The UN mission in Congo, MONUC, is providing logistical and military support for the army's efforts to combat a rebel resurgence in North Kivu. It is also backing the FARDC as it prepares to extend operations into neighbouring South Kivu.

'Head in the sand'

Doss told Reuters on Tuesday he could not comment on the army document, but said he had followed up a U.N. intelligence report about Ntaganda's reported involvement.

"Based on that report, we certainly contacted the FARDC authorities and, I was away at the time, but I received a call from a very senior official in the FARDC, who assured me that that was not the case," Doss said in an interview.

"Certainly, in the documents that I've seen, -- the official documents regarding the command structure -- his name doesn't appear," he said. "Until I have direct evidence to the contrary, I take them at their word."

Ntaganda was integrated into Congo's army in January along with other members of the Tutsi-dominated National Congress for the Defence of the People (CNDP) after the arrest of the rebel insurgency's leader, General Laurent Nkunda.
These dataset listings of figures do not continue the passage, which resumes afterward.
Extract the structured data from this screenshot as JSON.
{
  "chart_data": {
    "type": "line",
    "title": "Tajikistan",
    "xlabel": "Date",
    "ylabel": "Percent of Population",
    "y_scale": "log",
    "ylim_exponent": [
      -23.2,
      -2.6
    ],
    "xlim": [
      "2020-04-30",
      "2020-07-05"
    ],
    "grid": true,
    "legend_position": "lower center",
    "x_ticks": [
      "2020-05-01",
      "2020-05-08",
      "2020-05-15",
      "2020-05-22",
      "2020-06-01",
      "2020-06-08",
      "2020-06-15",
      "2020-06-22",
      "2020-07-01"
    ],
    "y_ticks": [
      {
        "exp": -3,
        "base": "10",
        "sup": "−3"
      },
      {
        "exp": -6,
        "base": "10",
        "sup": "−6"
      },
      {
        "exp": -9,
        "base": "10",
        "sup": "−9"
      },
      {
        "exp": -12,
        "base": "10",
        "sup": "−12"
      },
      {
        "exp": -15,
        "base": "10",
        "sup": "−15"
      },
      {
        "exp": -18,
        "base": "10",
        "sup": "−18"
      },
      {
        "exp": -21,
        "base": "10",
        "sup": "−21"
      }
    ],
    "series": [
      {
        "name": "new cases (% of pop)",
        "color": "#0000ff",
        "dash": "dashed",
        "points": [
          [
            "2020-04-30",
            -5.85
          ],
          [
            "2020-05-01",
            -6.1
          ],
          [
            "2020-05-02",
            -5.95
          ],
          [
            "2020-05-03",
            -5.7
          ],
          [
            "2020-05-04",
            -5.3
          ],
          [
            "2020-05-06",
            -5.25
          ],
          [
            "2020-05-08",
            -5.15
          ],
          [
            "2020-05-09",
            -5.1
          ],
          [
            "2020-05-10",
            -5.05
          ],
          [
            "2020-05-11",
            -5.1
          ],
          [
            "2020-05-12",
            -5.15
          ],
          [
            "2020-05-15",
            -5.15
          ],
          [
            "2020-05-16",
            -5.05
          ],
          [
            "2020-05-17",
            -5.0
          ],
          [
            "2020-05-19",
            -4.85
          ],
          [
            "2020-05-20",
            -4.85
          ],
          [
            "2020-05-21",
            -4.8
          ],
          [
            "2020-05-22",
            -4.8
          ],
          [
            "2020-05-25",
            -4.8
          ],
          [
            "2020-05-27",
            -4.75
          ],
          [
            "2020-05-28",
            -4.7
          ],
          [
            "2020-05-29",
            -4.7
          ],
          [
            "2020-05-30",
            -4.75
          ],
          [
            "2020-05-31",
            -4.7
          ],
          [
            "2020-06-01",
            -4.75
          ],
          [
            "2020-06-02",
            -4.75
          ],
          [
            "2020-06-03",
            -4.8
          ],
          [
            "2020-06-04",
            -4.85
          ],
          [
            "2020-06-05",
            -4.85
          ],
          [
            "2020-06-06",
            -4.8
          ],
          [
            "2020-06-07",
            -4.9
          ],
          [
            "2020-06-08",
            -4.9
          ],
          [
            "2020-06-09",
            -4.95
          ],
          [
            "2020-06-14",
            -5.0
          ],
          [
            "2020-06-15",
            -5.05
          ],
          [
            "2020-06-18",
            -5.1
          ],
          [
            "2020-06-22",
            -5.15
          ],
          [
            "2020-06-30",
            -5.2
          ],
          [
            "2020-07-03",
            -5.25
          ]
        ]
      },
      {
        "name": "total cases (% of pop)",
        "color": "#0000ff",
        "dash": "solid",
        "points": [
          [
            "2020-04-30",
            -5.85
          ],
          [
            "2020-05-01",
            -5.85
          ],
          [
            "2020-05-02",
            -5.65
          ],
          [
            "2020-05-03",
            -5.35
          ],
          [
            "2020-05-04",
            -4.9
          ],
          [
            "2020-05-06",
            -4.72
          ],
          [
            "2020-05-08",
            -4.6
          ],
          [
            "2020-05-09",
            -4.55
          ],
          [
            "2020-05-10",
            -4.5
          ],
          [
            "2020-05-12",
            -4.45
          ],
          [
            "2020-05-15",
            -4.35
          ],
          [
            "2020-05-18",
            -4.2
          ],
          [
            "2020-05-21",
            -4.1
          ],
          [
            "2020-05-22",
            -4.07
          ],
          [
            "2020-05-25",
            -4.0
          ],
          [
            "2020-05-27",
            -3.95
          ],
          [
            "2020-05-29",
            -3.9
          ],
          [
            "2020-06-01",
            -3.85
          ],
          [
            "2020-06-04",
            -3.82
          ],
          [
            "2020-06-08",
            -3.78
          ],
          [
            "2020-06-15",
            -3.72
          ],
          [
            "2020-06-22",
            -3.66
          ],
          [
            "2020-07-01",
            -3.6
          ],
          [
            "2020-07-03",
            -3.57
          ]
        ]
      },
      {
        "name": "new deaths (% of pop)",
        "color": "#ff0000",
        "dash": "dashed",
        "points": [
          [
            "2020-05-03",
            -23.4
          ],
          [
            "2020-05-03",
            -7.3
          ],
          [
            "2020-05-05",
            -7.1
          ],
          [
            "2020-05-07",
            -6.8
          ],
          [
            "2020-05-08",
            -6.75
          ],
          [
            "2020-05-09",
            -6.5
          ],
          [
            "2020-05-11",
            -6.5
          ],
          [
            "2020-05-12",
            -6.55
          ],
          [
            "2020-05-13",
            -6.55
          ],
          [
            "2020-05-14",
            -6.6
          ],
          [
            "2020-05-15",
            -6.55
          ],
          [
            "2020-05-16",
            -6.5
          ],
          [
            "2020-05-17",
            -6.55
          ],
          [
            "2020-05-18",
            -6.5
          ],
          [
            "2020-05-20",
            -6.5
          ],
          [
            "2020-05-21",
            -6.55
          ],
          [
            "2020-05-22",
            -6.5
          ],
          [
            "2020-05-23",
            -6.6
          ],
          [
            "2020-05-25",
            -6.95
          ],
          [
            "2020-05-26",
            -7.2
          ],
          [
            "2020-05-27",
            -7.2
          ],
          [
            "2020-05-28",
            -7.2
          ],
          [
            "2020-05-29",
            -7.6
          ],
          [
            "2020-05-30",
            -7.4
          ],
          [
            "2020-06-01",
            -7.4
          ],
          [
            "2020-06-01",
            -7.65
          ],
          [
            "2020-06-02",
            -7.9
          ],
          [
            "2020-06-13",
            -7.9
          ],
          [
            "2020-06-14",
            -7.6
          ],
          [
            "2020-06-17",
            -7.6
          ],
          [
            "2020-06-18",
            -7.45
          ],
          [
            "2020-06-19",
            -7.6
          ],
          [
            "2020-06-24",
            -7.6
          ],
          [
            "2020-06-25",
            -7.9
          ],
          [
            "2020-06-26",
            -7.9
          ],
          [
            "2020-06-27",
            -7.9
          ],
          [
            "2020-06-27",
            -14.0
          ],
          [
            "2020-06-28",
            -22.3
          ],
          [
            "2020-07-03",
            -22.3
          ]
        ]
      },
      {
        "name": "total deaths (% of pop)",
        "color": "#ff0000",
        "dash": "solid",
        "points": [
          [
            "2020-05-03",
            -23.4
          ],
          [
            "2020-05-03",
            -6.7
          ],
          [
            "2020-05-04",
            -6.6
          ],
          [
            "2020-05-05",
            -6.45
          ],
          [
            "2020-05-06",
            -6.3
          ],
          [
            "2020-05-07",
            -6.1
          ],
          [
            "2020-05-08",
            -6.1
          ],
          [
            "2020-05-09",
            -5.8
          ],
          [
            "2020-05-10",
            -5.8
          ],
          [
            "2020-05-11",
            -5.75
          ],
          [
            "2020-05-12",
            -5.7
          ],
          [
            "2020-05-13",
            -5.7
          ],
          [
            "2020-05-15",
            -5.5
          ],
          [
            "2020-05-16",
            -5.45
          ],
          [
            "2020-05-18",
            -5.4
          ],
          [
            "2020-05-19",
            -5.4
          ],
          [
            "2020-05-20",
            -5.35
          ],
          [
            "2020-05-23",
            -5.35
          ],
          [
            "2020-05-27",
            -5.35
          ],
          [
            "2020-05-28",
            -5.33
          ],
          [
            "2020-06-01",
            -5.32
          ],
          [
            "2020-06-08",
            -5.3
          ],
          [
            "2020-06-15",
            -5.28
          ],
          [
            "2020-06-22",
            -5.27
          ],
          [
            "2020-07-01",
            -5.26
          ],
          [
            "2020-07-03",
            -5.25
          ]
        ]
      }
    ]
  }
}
Rights campaigners and European diplomats have called on MONUC to arrest Ntaganda. Doss said executing the ICC warrant fell outside MONUC's mandate, adding that it was the government's responsibility to apprehend the warlord.

New York-Based Human Rights Watch (HRW) accused MONUC on Tuesday of "burying its head in the sand" over the issue of Ntaganda's role in the army command structure.

"UN senior officials wilfully choose to ignore the mounting evidence, preferring to brush it aside as rumours, even when the information is confirmed," Anneke Van Woudenberg, HRW's senior Congo researcher, told Reuters.

"Instead they take empty assurances from senior Congolese authorities that Ntaganda plays no role."

Ntaganda is a former associate of Congolese warlord Thomas Lubanga, who is a defendant in the ICC's first trial in The Hague.